Sheffield wraps his career with 509 home runs, 1,676 RBIs and a .292 career batting average. He is 24th on the all-time home run list and 25th on the career RBIs list.

He played for the Milwaukee Brewers, San Diego Padres, Florida Marlins, Los Angeles Dodgers, Atlanta Braves, New York Yankees, Detroit Tigers and Mets over 22 major league seasons.

Florida Marlins Edgar Renteria is carried off the field by Series MVP Livan Hernandez, left, and Gary Sheffield after defeating the Cleveland Indians 3-2 in Game 7 to win the World Series early Monday morning, Oct. 27, 1997, at Miami's Pro Player Stadium.

Sheffield will be eligible to be elected to the Hall of Fame after the 2014 season.

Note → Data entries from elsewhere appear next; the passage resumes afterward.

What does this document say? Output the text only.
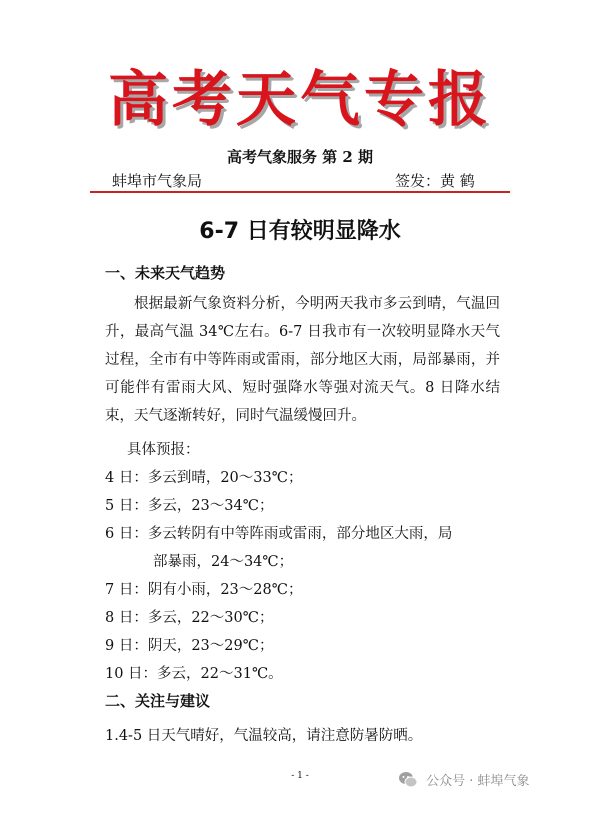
高考天气专报
高考气象服务 第 2 期
蚌埠市气象局	签发：黄 鹤
6-7 日有较明显降水
一、未来天气趋势
根据最新气象资料分析，今明两天我市多云到晴，气温回升，最高气温 34℃左右。6-7 日我市有一次较明显降水天气过程，全市有中等阵雨或雷雨，部分地区大雨，局部暴雨，并可能伴有雷雨大风、短时强降水等强对流天气。8 日降水结束，天气逐渐转好，同时气温缓慢回升。
具体预报：
4 日：多云到晴，20～33℃；
5 日：多云，23～34℃；
6 日：多云转阴有中等阵雨或雷雨，部分地区大雨，局
部暴雨，24～34℃；
7 日：阴有小雨，23～28℃；
8 日：多云，22～30℃；
9 日：阴天，23～29℃；
10 日：多云，22～31℃。
二、关注与建议
1.4-5 日天气晴好，气温较高，请注意防暑防晒。
- 1 -	公众号 · 蚌埠气象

“I am sure it will be mentioned and debated but from my standpoint I know who is in the Hall of Fame,” Sheffield told the newspaper. “A lot of them don’t belong in the Hall of Fame. If someone wants to debate me, check the stats.”

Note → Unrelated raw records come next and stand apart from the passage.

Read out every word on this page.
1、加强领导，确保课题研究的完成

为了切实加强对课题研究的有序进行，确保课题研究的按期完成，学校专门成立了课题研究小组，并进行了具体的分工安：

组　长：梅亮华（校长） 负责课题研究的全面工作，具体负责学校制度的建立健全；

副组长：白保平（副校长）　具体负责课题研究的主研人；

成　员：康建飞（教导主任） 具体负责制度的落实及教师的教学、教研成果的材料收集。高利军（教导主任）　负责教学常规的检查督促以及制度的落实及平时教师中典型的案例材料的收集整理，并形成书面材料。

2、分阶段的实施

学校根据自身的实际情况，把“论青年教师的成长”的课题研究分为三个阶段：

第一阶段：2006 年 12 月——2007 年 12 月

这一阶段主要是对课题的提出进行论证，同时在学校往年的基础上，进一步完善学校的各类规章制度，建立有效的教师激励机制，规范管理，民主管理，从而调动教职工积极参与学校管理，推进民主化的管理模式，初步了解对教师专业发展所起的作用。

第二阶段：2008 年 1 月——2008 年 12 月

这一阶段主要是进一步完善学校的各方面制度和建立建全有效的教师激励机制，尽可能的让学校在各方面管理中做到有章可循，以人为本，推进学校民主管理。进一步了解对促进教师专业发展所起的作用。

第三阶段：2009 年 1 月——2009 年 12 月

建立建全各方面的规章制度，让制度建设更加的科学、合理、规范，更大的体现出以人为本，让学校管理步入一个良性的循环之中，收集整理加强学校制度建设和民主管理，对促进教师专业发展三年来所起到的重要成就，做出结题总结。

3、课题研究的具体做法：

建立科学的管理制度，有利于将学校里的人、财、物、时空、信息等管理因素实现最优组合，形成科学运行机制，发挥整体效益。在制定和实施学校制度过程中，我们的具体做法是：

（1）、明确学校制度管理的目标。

Of the players who have hit 500 career homers, 15 have been elected to the Hall of Fame. Among the 15 not in the hall, three players (Alex Rodriguez, Jim Thome, Manny Ramirez) are active and five players are not yet eligible (Barry Bonds, Ken Griffey Jr., Sammy Sosa, Frank Thomas, Sheffield). Only two players who have hit 500 home runs and have been eligible for election — Mark McGwire and Rafael Palmeiro — are not in the hall.

McGwire’s and Palmeiro’s connection to performance-enhancing drugs has factored into their omission. Sheffield was named in the Mitchell report on PED use in Major League Baseball, but Sheffield said his inclusion in the report should not cloud his candidacy for the Hall of Fame.

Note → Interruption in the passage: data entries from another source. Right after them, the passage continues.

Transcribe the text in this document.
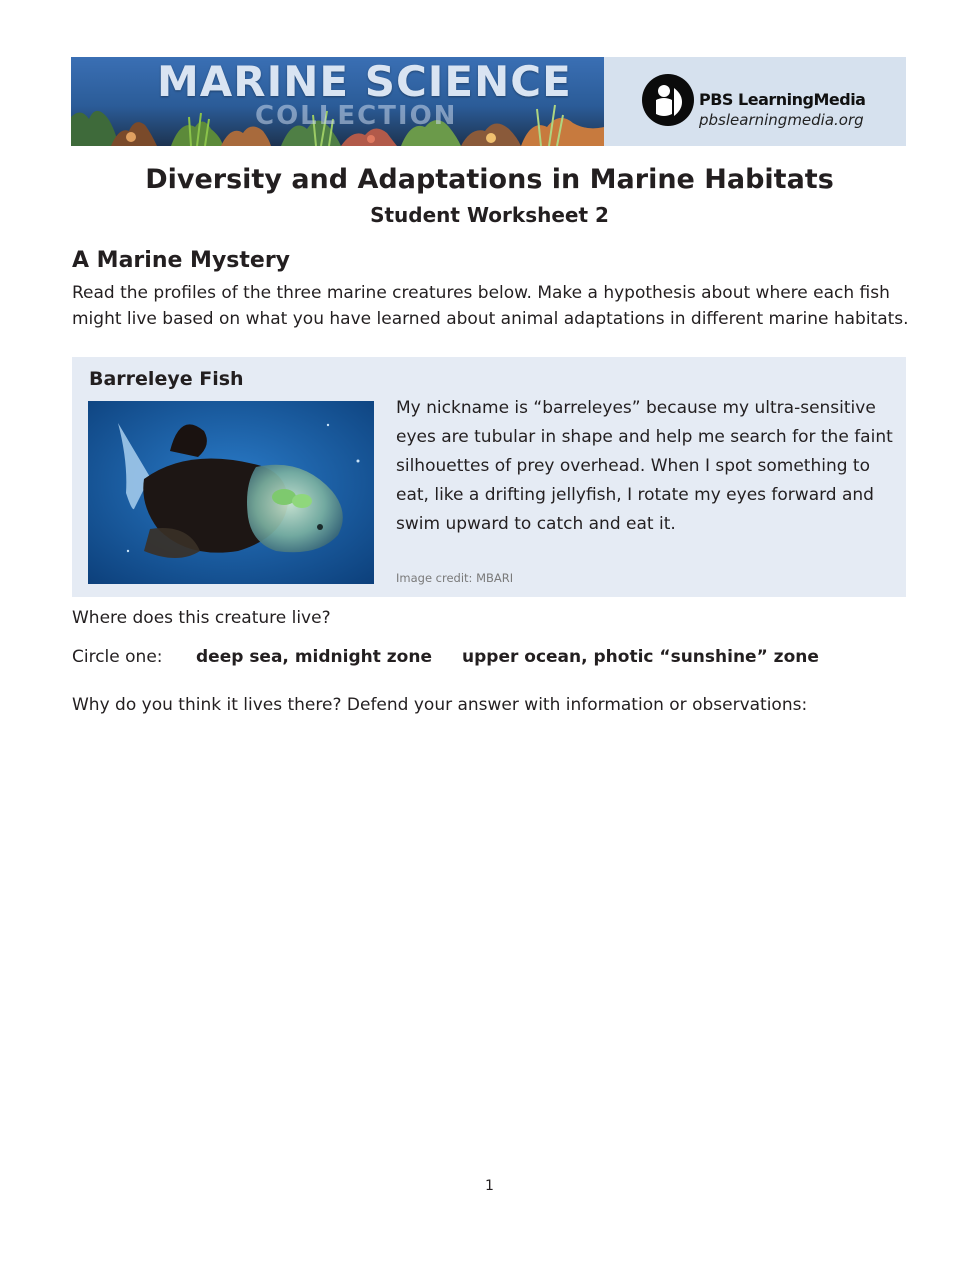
MARINE SCIENCE
COLLECTION
PBS LearningMedia
pbslearningmedia.org
Diversity and Adaptations in Marine Habitats
Student Worksheet 2
A Marine Mystery

Read the profiles of the three marine creatures below. Make a hypothesis about where each fish might live based on what you have learned about animal adaptations in different marine habitats.

Barreleye Fish

My nickname is “barreleyes” because my ultra-sensitive eyes are tubular in shape and help me search for the faint silhouettes of prey overhead. When I spot something to eat, like a drifting jellyfish, I rotate my eyes forward and swim upward to catch and eat it.

Image credit: MBARI

Where does this creature live?

Circle one: deep sea, midnight zone upper ocean, photic “sunshine” zone

Why do you think it lives there? Defend your answer with information or observations:

1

On page 116 of the report, Sheffield is among the players who are alleged to have purchased “the cream” and “the clear” from BALCO founder Victor Conte. On page 136, a FedEx receipt from Sheffield to BALCO found during a 2003 search of trainer Greg Anderson’s condominium is referenced. On that same page, an excerpt from Sheffield’s book “Inside Power” where he acknowledges receiving a bill from BALCO for “vitamins” is mentioned. His testimony before the BALCO grand jury — he testified not knowing whether “the cream” contained steroids — is also referenced.

“The thing about the Mitchell report is that I cringe about it because the guy who wrote the report didn’t talk to me,” Sheffield told the newspaper. “If he talked to me I would respect that no matter what. But I cringe on that because he didn’t.”